Wie ist das mit den "kosmischen Zwillingen"? Manche vermuten dahinter irgendeine tiefere Bedeutung. Für mich ist das mit den sich treffenden Glassplittern eher ein schiefes Bild.
"Ursprünglich hatten wir am Anfang des Films eine Sequenz, in der Julias Mutter ihrer Tochter das Kaleidoskop schenkt und dabei von kosmischen Zwillingen erzählt. Also dass man plötzlich jemanden trifft, der einem das Gefühl gibt, wie ein Zwilling von ihm zu sein, und das sei so unerwartet, wie wenn plötzlich in einem Kaleidoskop die umher schwebenden Glasstücke aufeinander treffen. Sie versucht, Julia damit zu erklären, wieso sie sich plötzlich in jemand anders verliebt hat und warum man dagegen machtlos ist. Wir haben diese Szene auch gedreht, aber dann schien sie uns für den Anfang einfach zu lang und auch entbehrlich. Wenn Julia auf dem Flughafen von 'kosmischen Zwillingen' spricht, klingt es jetzt mehr wie etwas, das sie irgendwo aufgeschnappt hat. Hätten wir die Anfangssequenz drinnen gelassen, wäre das alles etwas dick aufgetragen, zumal die Erklärung von Julias Mutter auch wirklich ein bisschen schief ist. Sie bezeichnet sie später, als sie sich wundert, dass ihre Tochter das Kaleidoskop immer noch hat, selbst als Unsinn. Nein, die kosmischen Zwillinge sind ein Bild ohne tiefere Bedeutung, da ist nichts Metaphysisches im Spiel."

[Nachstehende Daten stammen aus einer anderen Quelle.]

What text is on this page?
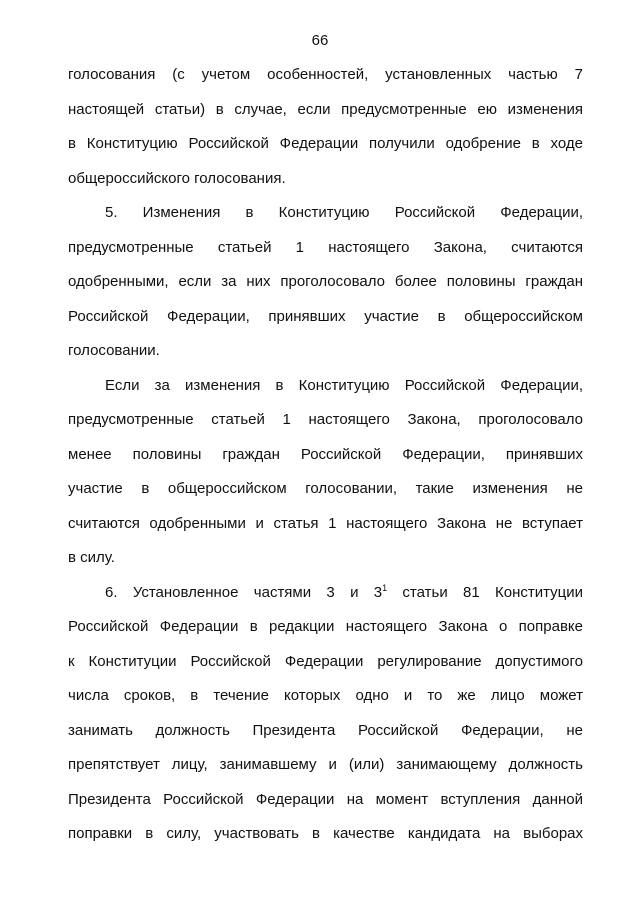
66
голосования (с учетом особенностей, установленных частью 7
настоящей статьи) в случае, если предусмотренные ею изменения
в Конституцию Российской Федерации получили одобрение в ходе
общероссийского голосования.
5. Изменения в Конституцию Российской Федерации,
предусмотренные статьей 1 настоящего Закона, считаются
одобренными, если за них проголосовало более половины граждан
Российской Федерации, принявших участие в общероссийском
голосовании.
Если за изменения в Конституцию Российской Федерации,
предусмотренные статьей 1 настоящего Закона, проголосовало
менее половины граждан Российской Федерации, принявших
участие в общероссийском голосовании, такие изменения не
считаются одобренными и статья 1 настоящего Закона не вступает
в силу.
6. Установленное частями 3 и $3^1$ статьи 81 Конституции
Российской Федерации в редакции настоящего Закона о поправке
к Конституции Российской Федерации регулирование допустимого
числа сроков, в течение которых одно и то же лицо может
занимать должность Президента Российской Федерации, не
препятствует лицу, занимавшему и (или) занимающему должность
Президента Российской Федерации на момент вступления данной
поправки в силу, участвовать в качестве кандидата на выборах
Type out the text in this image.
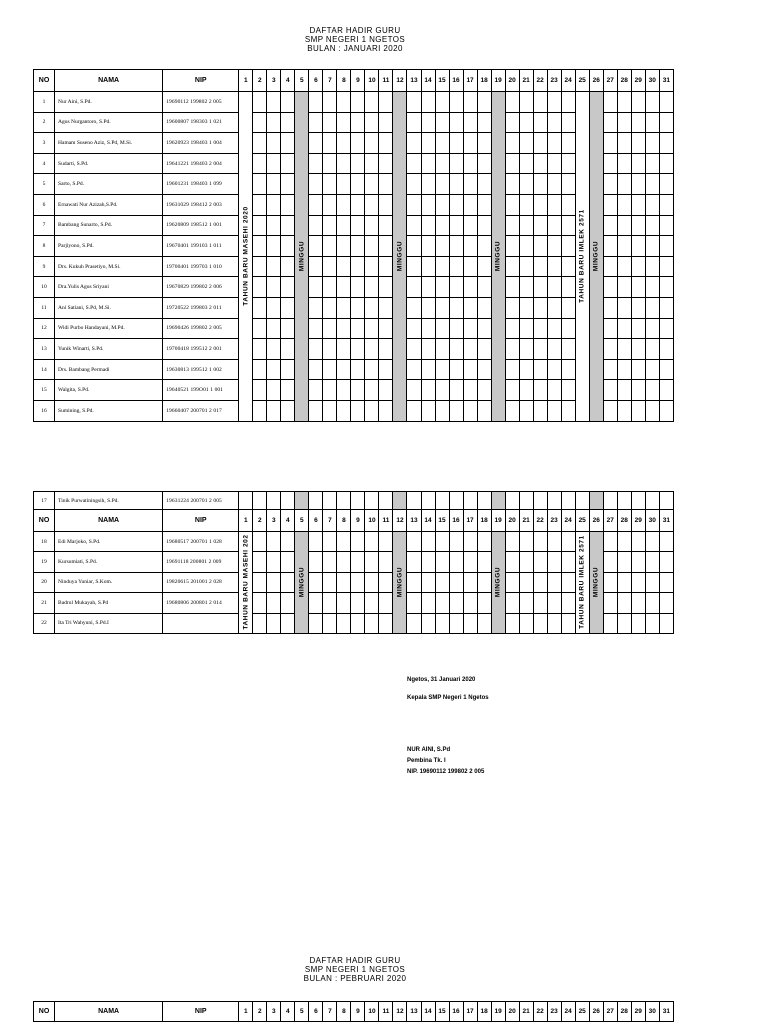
DAFTAR HADIR GURU
SMP NEGERI 1 NGETOS
BULAN : JANUARI 2020
NO	NAMA	NIP	1	2	3	4	5	6	7	8	9	10	11	12	13	14	15	16	17	18	19	20	21	22	23	24	25	26	27	28	29	30	31
1	Nur Aini, S.Pd.	19690112 199802 2 005	TAHUN BARU MASEHI 2020				MINGGU							MINGGU							MINGGU						TAHUN BARU IMLEK 2571	MINGGU					

2	Agus Nurgantoro, S.Pd.	19600807 198303 1 021																															
3	Hamam Suseno Aziz, S.Pd, M.Si.	19620923 198403 1 004																															
4	Sudarti, S.Pd.	19641221 198403 2 004																															
5	Sarto, S.Pd.	19601231 198403 1 099																															
6	Ernawati Nur Azizah,S.Pd.	19631029 198412 2 003																															
7	Bambang Sunarto, S.Pd.	19620809 198512 1 001																															
8	Parjiyono, S.Pd.	19670401 199103 1 011																															
9	Drs. Kukuh Prasetiyo, M.Si.	19700401 199703 1 010																															
10	Dra.Yulis Agus Sriyani	19670829 199802 2 006																															
11	Ani Satiani, S.Pd, M.Si.	19720522 199803 2 011																															
12	Widi Purbo Handayani, M.Pd.	19690426 199802 2 005																															
13	Yunik Winarti, S.Pd.	19700418 199512 2 001																															
14	Drs. Bambang Permadi	19630813 199512 1 002																															
15	Walgita, S.Pd.	19640521 199O01 1 001																															
16	Sumining, S.Pd.	19660407 200701 2 017																															
17	Tinik Purwatiningsih, S.Pd.	19631224 200701 2 005																															
NO	NAMA	NIP	1	2	3	4	5	6	7	8	9	10	11	12	13	14	15	16	17	18	19	20	21	22	23	24	25	26	27	28	29	30	31
18	Edi Marjoko, S.Pd.	19680517 200701 1 028	TAHUN BARU MASEHI 202				MINGGU							MINGGU							MINGGU						TAHUN BARU IMLEK 2571	MINGGU					

19	Kursumiati, S.Pd.	19691118 200801 2 009																															
20	Ninduya Yuniar, S.Kom.	19820615 201001 2 028																															
21	Badrul Mukayah, S.Pd	19680806 200801 2 014																															
22	Ita Tri Wahyuni, S.Pd.I																																
Ngetos, 31 Januari 2020
Kepala SMP Negeri 1 Ngetos
NUR AINI, S.Pd
Pembina Tk. I
NIP. 19690112 199802 2 005
DAFTAR HADIR GURU
SMP NEGERI 1 NGETOS
BULAN : PEBRUARI 2020
NO	NAMA	NIP	1	2	3	4	5	6	7	8	9	10	11	12	13	14	15	16	17	18	19	20	21	22	23	24	25	26	27	28	29	30	31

Wie haben Sie Amanda Davin gefunden und was hat sie für die Doppelrolle ausgezeichnet?
"Wir haben sie aus mehreren 1000 Kindern ausgewählt. Wir haben viele Castings gemacht, sind aber auch in die Schulen gegangen. Ich arbeite mit einer Frau zusammen, die darauf spezialisiert ist, Kinderdarsteller zu finden, und sie hat Amanda in ihrer Schule aufgetan – dort hat sie erst ein Interview mit ihr gemacht. Das habe ich mir als Video angeguckt und Amanda gefiel mir von Anfang an. Aber natürlich haben wir immer wieder Tests gemacht, mit ihr und den anderen, meistens Mädchen, aber natürlich waren auch einige Jungen dabei. Ja, und Amanda war von allen die beste, nicht nur, weil sie eine sehr gute Schauspielerin ist, sondern auch von ihrem Äußeren. Sie hat dieses Gesicht und die Stimme, die eben auch zu einem Jungen passt – also sie war auch ein sehr gutes 'Material' zum Arbeiten, wenn man das so sagen kann. Sie, wie übrigens auch Julia, haben beide schon in einem Kurzfilm gespielt, aber es war ihr erster Spielfilm, und sie haben es ganz toll gemacht."

Was ist Ihr nächstes Projekt?
"Noch nichts Konkretes. Ich schreibe ein paar Sachen, ich lese viele Drehbücher und dann erwarte ich mein drittes Kind. Also wir werden sehen, was kommt."